“Bienvenue dans le village global?!”, annonçait le sociologue Marshall McLuhan, en 1967, dans son livre Le message, c’est le médium, pour désigner l’impact de la mondialisation, des medias et de l’essor des technologies de l’information et de la communication dans nos vies. Actives. Via Internet, l’ensemble des humains semblent connectés au sein d’une seule et même communauté vivant “dans un même temps, au même rythme et donc dans un même espace”. De n’importe quel endroit de la planète, chaque individu peut accéder à des informations, en un temps record, donnant l’étrange sensation d’exister dans un même e-village.
Ce n’est d’ailleurs plus un secret pour personne. Les distributeurs en savent déjà beaucoup sur leurs clients. Leur adresse postale, leur fréquence d’achat, leur préférence de consommation. Ils sont tracés via leur carte de fidélité ou leur ticket de caisse. C’est ce qu’a permis la révolution numérique: en apprendre davantage sur autrui. Et, en fonction des données collectées par les différents canaux de communication, affiner cette connaissance pour dessiner des profils de consommateurs. Pour, ensuite, les passer au peigne fin. Si les technologies sont prêtes, les stratégies peinent, elles, à se mettre en place dans les entreprises. Encore siloté, chaque service musèle sa propre data, limitant les échanges. Pourtant, les enseignes gagneraient à travailler davantage en commun, de manière plus transversale, afin d’améliorer les services qu’elles proposent aux clients. Malgré tout, des initiatives se mettent en place. À l’image de tests servant à dresser des segments de consommateurs et à dialoguer avec eux, que ce soit dans leur boutique physique ou virtuelle.

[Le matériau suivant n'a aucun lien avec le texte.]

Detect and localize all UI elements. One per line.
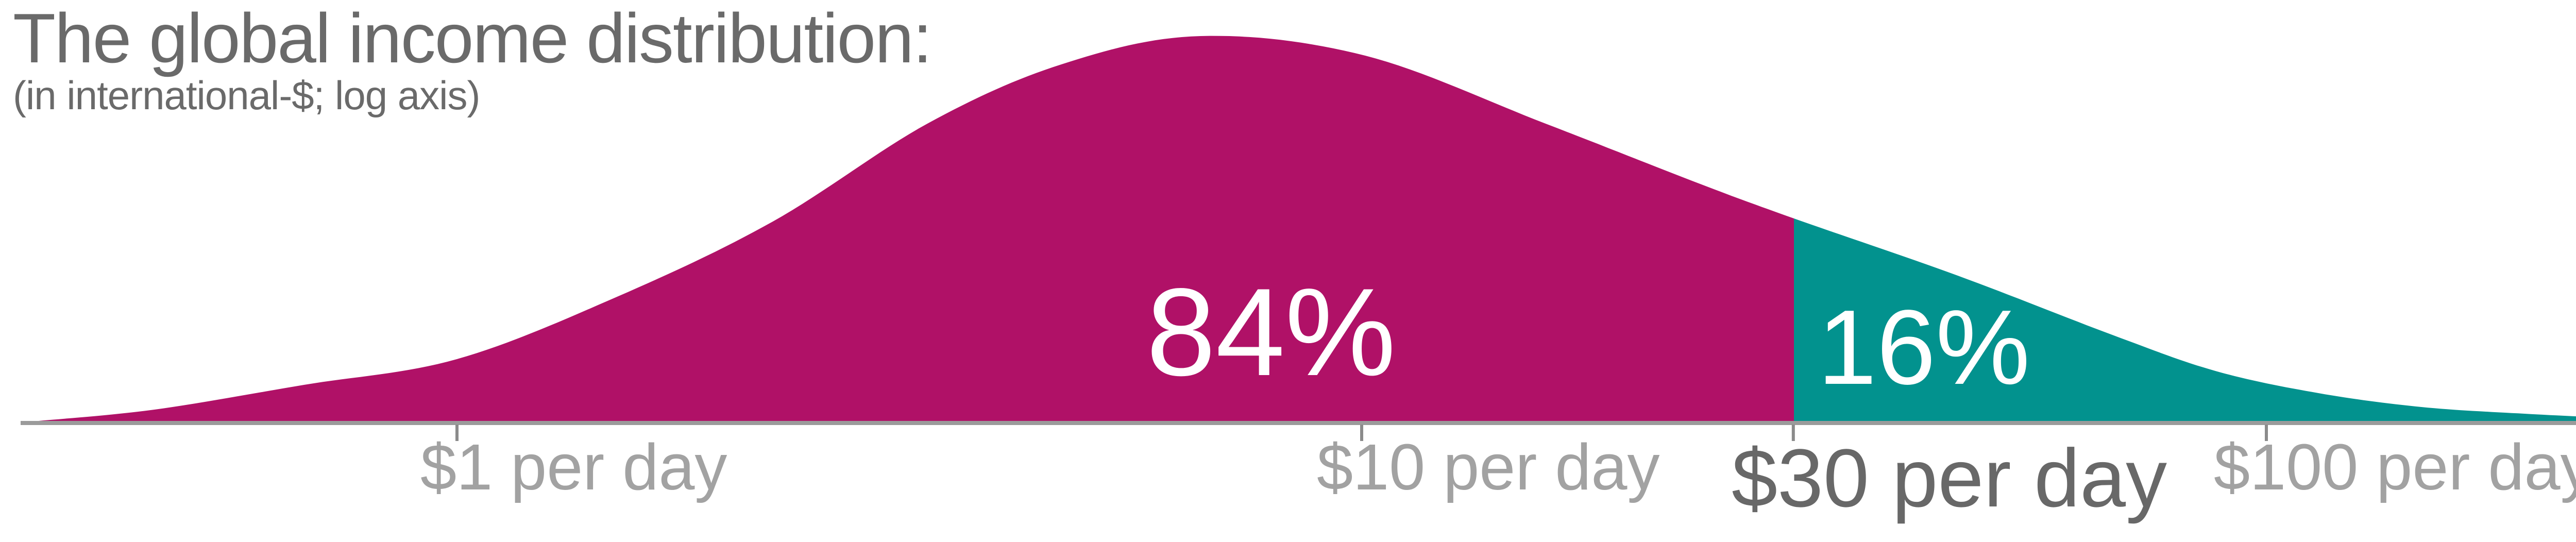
x-axis-tick-mark <box>2265 425 2268 441</box>
share-below-threshold-label: 84% <box>1146 263 1396 402</box>
distribution-area-above-threshold <box>1794 218 2576 421</box>
x-axis-tick-label: $10 per day <box>1317 431 1660 503</box>
x-axis-tick-mark <box>1791 425 1795 441</box>
x-axis-line <box>21 421 2576 425</box>
x-axis-tick-label: $100 per day <box>2214 431 2576 503</box>
x-axis-tick-mark <box>455 425 459 441</box>
x-axis-tick-label: $1 per day <box>420 431 727 503</box>
x-axis-tick-mark <box>1360 425 1363 441</box>
x-axis-tick-label: $30 per day <box>1732 432 2167 524</box>
chart-subtitle: (in international-$; log axis) <box>13 73 480 118</box>
chart-header: The global income distribution: (in inte… <box>13 0 933 118</box>
chart-title: The global income distribution: <box>13 0 933 77</box>
distribution-area-below-threshold <box>39 36 1794 422</box>
share-above-threshold-label: 16% <box>1818 288 2030 406</box>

Mais parce que les points de contacts se multiplient, leur tâche se complexifie. Surtout dans nos sociétés mobiles où les smartphones en savent plus sur nous que nos proches. Une aubaine marchande pour les entreprises. Sans toujours le vouloir, mais par accord tacite, les clients consentent à partager leurs données personnelles avec les marques. À chaque mot-clé tapé sur les moteurs de recherche, à chaque clic sur les bannières publicitaires, à chaque lecture de fiches produits, à chaque acceptation de politique de cookies, à chaque application téléchargée, une multitude d’informations, pas toujours structurées ni qualifiées, sur les centres d’intérêt sont livrées, gratuitement, aux marques. Pis encore, avec les données transactionnelles. Le client est aussi tracé en magasin avec les technologies iBeacons. Ou le simple fait d’avoir laissé actif son WiFi en passant devant une vitrine. Seulement, que faire avec ces données? Comment les relier entre elles pour offrir une expérience d’achat sur-mesure? En fonction de la taille du commerçant et de sa nature – brick & mortar, VAD, e-commerce – les leviers actionnés diffèrent. Et les résultats des expériences réalisées sont souvent cachés. Arme concurrentielle, le marketing 3.0 pourrait s’avérer redoutable en termes de retour sur investissement: les distributeurs qui auront mis en place des techniques de personnalisation rodées sur leur base client pourraient voir augmenter leur chiffre d’affaires de 30% d’ici 2018 (Source Gartner).
Les marques sont pourtant encore balbutiantes. Auraient-elles peur d’adresser le mauvais message au mauvais client? Peut-être serait-il temps de relativiser. L’erreur n’est pas forcément fatale. Et rien qu’à voir le peu d’émule qu’a suscité la loi sur le renseignement français, la faute marketing semble excusable. Même pardonnable. Comme ce qui vient d’arriver à un consommateur allemand avec sa bouteille de ketchup Heinz, lorsqu’en flashant avec son mobile le QR Code pour dessiner une étiquette personnalisée, il a été redirigé sur le site pornographique Fundorado. Il s’agissait d’une campagne de 2014, obsolète, dont le nom du domaine avait été réutilisé. Le client est tout de même ressorti de l’expérience gagnant: il est reparti avec sa bouteille de sauce tomate et un abonnement au site. Ce buzz, plutôt comique, pourrait même encourager d’autres clients à affectionner la marque. À elle d’en tirer les leçons qui s’imposent. Car la personnalisation reste étroitement liée au traitement de l’information et à leur sécurisation. Seuls moyens de créer une relation one-to-one. Donnant-donnant.